Maricopa County Superior Court Judge Christopher Coury agreed with plaintiffs Friday that the Invest in Education ballot initiative is fraudulent and would deceive an Arizona voter.
“Instead of identifying all principal provisions in the Initiative’s description, Defendant Invest in Education circulated an opaque ‘trojan horse’ of a 100-word description, concealing principal provisions of the initiative,” he said, adding that the initiative language omitted vital details. “[Invest in Ed] tried again to couch this significant marginal tax increase in terms of “modest” percentages (‘a 3.5% surcharge on taxable income’). Here, as in [the 2018 initiative], the 100-word description does not inform signers that the ‘surcharge’ would increase the marginal tax rate on those subject to the ‘surcharge’ by 77.7%.”
Invest in Education released a statement saying they would soon appeal the matter directly to the Arizona Supreme Court.
“Our state has more than 1.1 million K-12 students that Judge Coury let down today – and that’s shameful,” said Arizona Education Association President Joe Thomas. “435,669 voters signed this petition during the COVID-19 pandemic and triple-digit heat to give all voters a say to fix the Arizona education crisis. Instead of respecting the voters, Judge Coury inserted his own political views throughout his baseless ruling.”
The ballot initiative was brought about by the AEA and Stand for Children, a Portland, Oregon-based nonprofit that pushes for state-level education reforms.
If successful, it would place a 3.5 percent “tax surcharge” for individuals who earn more than $250,000 or married couples earning more than $500,000. Coury argued this was one of the more prominently-misleading omissions of the initiative.
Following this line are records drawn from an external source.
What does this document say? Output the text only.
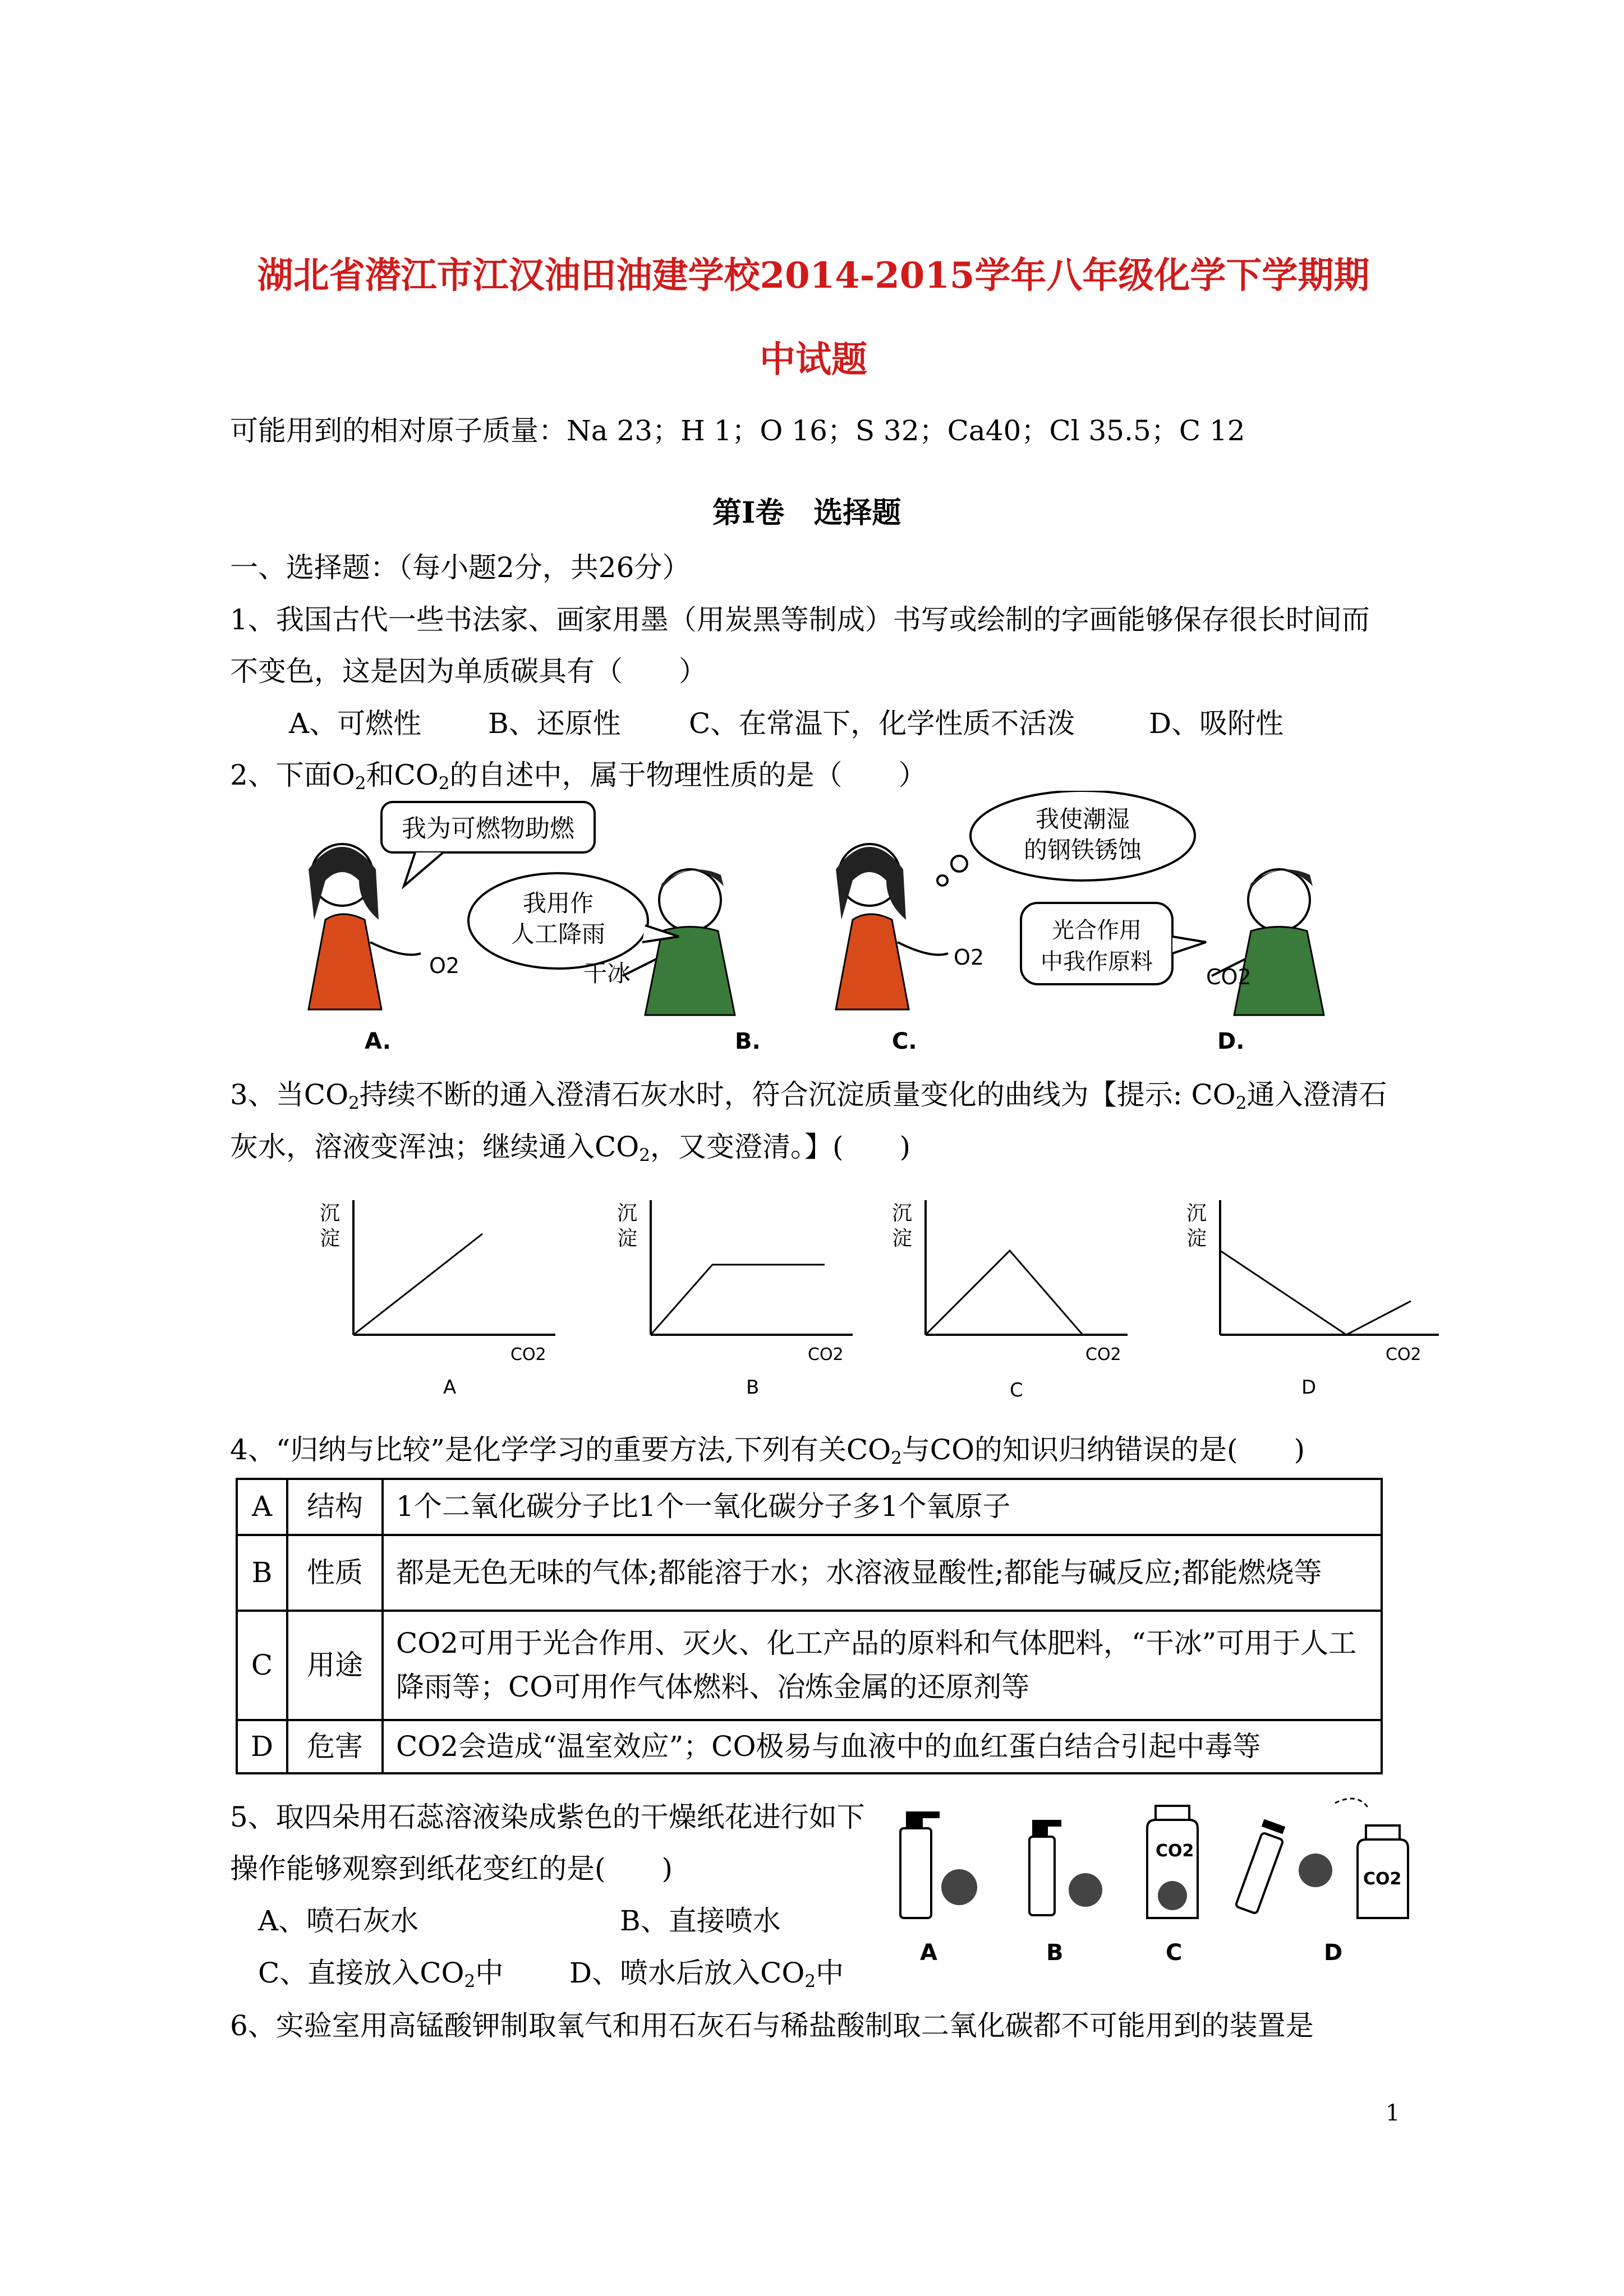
湖北省潜江市江汉油田油建学校2014-2015学年八年级化学下学期期
中试题
可能用到的相对原子质量：Na 23；H 1；O 16；S 32；Ca40；Cl 35.5；C 12
第Ⅰ卷　选择题
一、选择题：（每小题2分，共26分）
1、我国古代一些书法家、画家用墨（用炭黑等制成）书写或绘制的字画能够保存很长时间而
不变色，这是因为单质碳具有（　　）
A、可燃性 B、还原性 C、在常温下，化学性质不活泼	D、吸附性
2、下面$O_2$和$CO_2$的自述中，属于物理性质的是（　　）
我为可燃物助燃
我用作
人工降雨
我使潮湿
的钢铁锈蚀
光合作用
中我作原料
O2	干冰
O2
CO2
A.	B.	C.	D.
3、当$CO_2$持续不断的通入澄清石灰水时，符合沉淀质量变化的曲线为【提示: $CO_2$通入澄清石
灰水，溶液变浑浊；继续通入$CO_2$，又变澄清。】(　　)
沉
淀
CO2
A
沉
淀
CO2
B
沉
淀
CO2
C
沉
淀
CO2
D
4、“归纳与比较”是化学学习的重要方法,下列有关$CO_2$与CO的知识归纳错误的是(　　)
A	结构	1个二氧化碳分子比1个一氧化碳分子多1个氧原子
B	性质	都是无色无味的气体;都能溶于水；水溶液显酸性;都能与碱反应;都能燃烧等
C	用途	CO2可用于光合作用、灭火、化工产品的原料和气体肥料，“干冰”可用于人工降雨等；CO可用作气体燃料、冶炼金属的还原剂等
D	危害	CO2会造成“温室效应”；CO极易与血液中的血红蛋白结合引起中毒等
5、取四朵用石蕊溶液染成紫色的干燥纸花进行如下
操作能够观察到纸花变红的是(　　)
A、喷石灰水	B、直接喷水
C、直接放入$CO_2$中 D、喷水后放入$CO_2$中
CO2
CO2
A	B	C	D
6、实验室用高锰酸钾制取氧气和用石灰石与稀盐酸制取二氧化碳都不可能用到的装置是
1
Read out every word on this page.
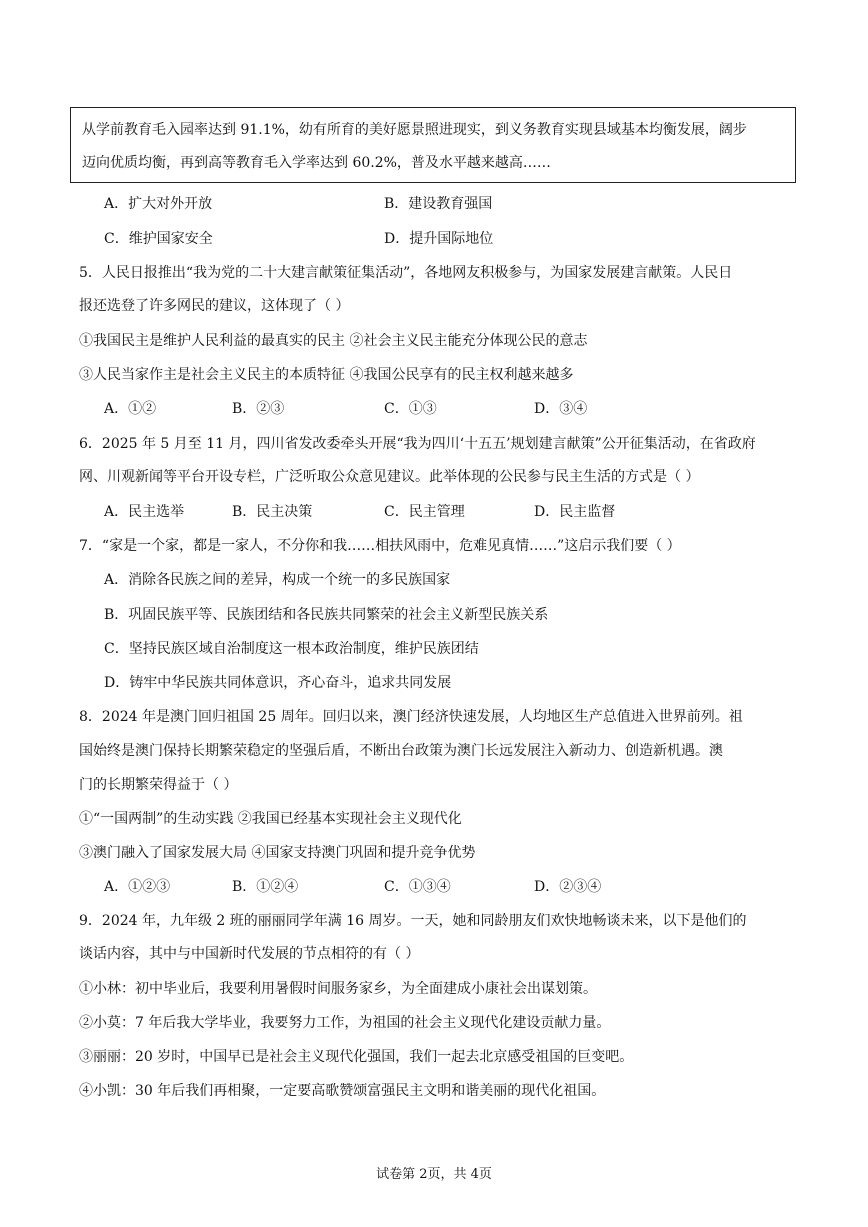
从学前教育毛入园率达到 91.1%，幼有所育的美好愿景照进现实，到义务教育实现县域基本均衡发展，阔步
迈向优质均衡，再到高等教育毛入学率达到 60.2%，普及水平越来越高……
A．扩大对外开放	B．建设教育强国
C．维护国家安全	D．提升国际地位
5．人民日报推出“我为党的二十大建言献策征集活动”，各地网友积极参与，为国家发展建言献策。人民日
报还选登了许多网民的建议，这体现了（ ）
①我国民主是维护人民利益的最真实的民主 ②社会主义民主能充分体现公民的意志
③人民当家作主是社会主义民主的本质特征 ④我国公民享有的民主权利越来越多
A．①②	B．②③	C．①③	D．③④
6．2025 年 5 月至 11 月，四川省发改委牵头开展“我为四川‘十五五’规划建言献策”公开征集活动，在省政府
网、川观新闻等平台开设专栏，广泛听取公众意见建议。此举体现的公民参与民主生活的方式是（ ）
A．民主选举	B．民主决策	C．民主管理	D．民主监督
7．“家是一个家，都是一家人，不分你和我……相扶风雨中，危难见真情……”这启示我们要（ ）
A．消除各民族之间的差异，构成一个统一的多民族国家
B．巩固民族平等、民族团结和各民族共同繁荣的社会主义新型民族关系
C．坚持民族区域自治制度这一根本政治制度，维护民族团结
D．铸牢中华民族共同体意识，齐心奋斗，追求共同发展
8．2024 年是澳门回归祖国 25 周年。回归以来，澳门经济快速发展，人均地区生产总值进入世界前列。祖
国始终是澳门保持长期繁荣稳定的坚强后盾，不断出台政策为澳门长远发展注入新动力、创造新机遇。澳
门的长期繁荣得益于（ ）
①“一国两制”的生动实践 ②我国已经基本实现社会主义现代化
③澳门融入了国家发展大局 ④国家支持澳门巩固和提升竞争优势
A．①②③	B．①②④	C．①③④	D．②③④
9．2024 年，九年级 2 班的丽丽同学年满 16 周岁。一天，她和同龄朋友们欢快地畅谈未来，以下是他们的
谈话内容，其中与中国新时代发展的节点相符的有（ ）
①小林：初中毕业后，我要利用暑假时间服务家乡，为全面建成小康社会出谋划策。
②小莫：7 年后我大学毕业，我要努力工作，为祖国的社会主义现代化建设贡献力量。
③丽丽：20 岁时，中国早已是社会主义现代化强国，我们一起去北京感受祖国的巨变吧。
④小凯：30 年后我们再相聚，一定要高歌赞颂富强民主文明和谐美丽的现代化祖国。
试卷第 2页，共 4页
Instead of a 3.5 percent tax increase, the use of surcharge means a 77 percent increase in the marginal taxpayer rate.
The money would go to higher teacher pay and hiring other school staff, with the rest going toward teacher retention programs.
The Arizona Supreme Court struck down a similar measure in 2018, giving particular attention to the misleading tax rate descriptions.